This research project is in progress. PCORI will post its findings here within 90 days after our final review is complete. In the meantime, results have been published in peer-reviewed journals, as listed below.
Prostate cancer is a slow progressing and debilitating disorder that substantially limits the quality and quantity of life for millions of Americans. Due to uncertainties in outcomes, it is important that patients engage in informed decision making to choose the “optimal treatment.” Patient-centered care that encompasses informed decision making can improve treatment choice and quality of care. Thus, assessing patient treatment preferences is critical for developing an effective decision support system.

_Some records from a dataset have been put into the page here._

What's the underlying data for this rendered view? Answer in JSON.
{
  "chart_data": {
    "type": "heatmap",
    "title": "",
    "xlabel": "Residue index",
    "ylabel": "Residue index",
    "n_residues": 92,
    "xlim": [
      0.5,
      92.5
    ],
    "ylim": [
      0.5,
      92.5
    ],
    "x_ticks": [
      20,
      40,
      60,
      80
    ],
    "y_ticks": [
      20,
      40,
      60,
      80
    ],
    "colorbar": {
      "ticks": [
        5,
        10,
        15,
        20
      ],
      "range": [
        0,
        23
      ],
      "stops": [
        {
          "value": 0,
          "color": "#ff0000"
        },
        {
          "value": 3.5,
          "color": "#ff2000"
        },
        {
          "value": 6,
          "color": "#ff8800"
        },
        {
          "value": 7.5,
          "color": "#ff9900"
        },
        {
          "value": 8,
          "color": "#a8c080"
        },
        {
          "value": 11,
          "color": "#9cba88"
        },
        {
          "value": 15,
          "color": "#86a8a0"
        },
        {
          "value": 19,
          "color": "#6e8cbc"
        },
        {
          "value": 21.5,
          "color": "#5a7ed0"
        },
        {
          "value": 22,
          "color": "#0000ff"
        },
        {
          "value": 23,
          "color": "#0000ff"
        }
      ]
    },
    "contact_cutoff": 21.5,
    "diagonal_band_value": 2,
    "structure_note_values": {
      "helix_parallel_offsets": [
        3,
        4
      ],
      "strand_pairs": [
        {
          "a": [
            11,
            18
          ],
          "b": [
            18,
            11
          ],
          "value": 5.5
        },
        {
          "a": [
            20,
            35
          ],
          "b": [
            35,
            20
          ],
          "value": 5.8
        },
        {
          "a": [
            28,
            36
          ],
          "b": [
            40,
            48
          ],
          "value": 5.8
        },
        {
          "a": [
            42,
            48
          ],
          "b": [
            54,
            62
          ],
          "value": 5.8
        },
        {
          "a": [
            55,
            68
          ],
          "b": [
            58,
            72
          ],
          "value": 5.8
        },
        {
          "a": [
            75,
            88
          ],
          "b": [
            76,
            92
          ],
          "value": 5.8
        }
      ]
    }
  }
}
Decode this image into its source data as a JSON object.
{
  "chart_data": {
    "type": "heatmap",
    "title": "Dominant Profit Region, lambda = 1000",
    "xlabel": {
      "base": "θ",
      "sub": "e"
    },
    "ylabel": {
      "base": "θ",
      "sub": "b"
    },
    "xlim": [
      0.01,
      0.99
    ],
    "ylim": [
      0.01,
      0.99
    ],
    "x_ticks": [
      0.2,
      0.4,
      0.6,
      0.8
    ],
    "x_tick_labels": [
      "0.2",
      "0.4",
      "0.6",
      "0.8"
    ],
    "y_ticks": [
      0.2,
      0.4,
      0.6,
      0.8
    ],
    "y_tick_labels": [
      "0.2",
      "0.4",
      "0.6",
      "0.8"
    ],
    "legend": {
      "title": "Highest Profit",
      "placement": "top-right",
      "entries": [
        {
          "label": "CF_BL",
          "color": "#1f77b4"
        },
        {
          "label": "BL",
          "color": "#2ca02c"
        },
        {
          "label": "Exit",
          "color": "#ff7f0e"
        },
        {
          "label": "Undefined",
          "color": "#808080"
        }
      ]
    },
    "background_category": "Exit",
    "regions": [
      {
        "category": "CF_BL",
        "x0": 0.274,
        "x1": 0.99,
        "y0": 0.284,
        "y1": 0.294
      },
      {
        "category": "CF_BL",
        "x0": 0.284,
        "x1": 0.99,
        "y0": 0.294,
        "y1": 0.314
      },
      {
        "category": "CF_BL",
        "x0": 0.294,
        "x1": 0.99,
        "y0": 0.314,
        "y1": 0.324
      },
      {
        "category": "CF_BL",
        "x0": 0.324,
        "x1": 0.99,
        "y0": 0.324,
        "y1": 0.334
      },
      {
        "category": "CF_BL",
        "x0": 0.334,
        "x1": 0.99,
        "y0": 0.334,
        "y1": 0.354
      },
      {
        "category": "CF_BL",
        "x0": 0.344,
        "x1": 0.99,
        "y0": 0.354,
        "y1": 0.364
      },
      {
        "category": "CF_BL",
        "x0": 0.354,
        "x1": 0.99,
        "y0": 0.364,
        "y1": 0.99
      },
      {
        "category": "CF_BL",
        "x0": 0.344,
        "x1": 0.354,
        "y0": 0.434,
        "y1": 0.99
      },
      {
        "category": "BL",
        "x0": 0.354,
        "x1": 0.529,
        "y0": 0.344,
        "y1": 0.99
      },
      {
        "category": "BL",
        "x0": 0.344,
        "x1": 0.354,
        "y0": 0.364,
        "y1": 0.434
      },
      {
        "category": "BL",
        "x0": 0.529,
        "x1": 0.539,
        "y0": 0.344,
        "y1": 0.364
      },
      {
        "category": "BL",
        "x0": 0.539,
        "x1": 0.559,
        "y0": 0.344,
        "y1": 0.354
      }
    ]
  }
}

Objectives: To test the comparative effectiveness of a conjoint analysis intervention compared to usual care and identify preferred attributes of alternative prostate cancer treatments (including active surveillance) that will aid in designing ways to help patients weigh treatment attributes. We employ values markers, to represent clusters of values for particular aspects of treatments that are valued most by individual patients. We will test if the concordance between values markers and treatment received is predictive of objective outcomes (cancer recurrence and complications) and subjective outcomes (health-related quality of life, psychological well-being, satisfaction with decision, and satisfaction with care). Study hypothesis is that a conjoint task may have an effect on treatment choice, and prostate cancer patients whose treatment is more concordant with their values markers will have improved outcomes.
Study Design: We propose a two-phase study design. In Phase 1, to identify the attributes, we will conduct six focus groups of prostate cancer patients and two focus groups with physicians who treat prostate cancer. Next, we will develop a conjoint task instrument using the attributes identified in focus groups and pilot test it. This task requires the patients to trade off various treatments by assessing relative importance of particular treatment attributes. Results of Phase 1 will yield a conjoint analysis instrument to identify profiles of treatment values markers and will be used in Phase 2 to determine common values markers, or profiles of treatment attributes prostate cancer patients value most. Phase 2 consists of a stratified (UPHS, Fox Chase, and PVAMC) randomized controlled trial study of 720 men with localized prostate cancer, aged = 45 and randomized to either the conjoint task intervention group or usual care control group, and followed for up to 24 months for objective and subjective outcomes. We will analyze the effect of conjoint task intervention, association between preferences (developed using the values markers obtained at baseline, pretreatment), treatment, and objective and subjective outcomes. The conjoint task we develop and test here can lead to a values-based patient-centered decision aid and help tailor treatment decision making to the values of prostate cancer patients. This will ultimately improve clinical decision making, improve clinical policy process, enhance patient-centered care, and improve prostate cancer outcomes.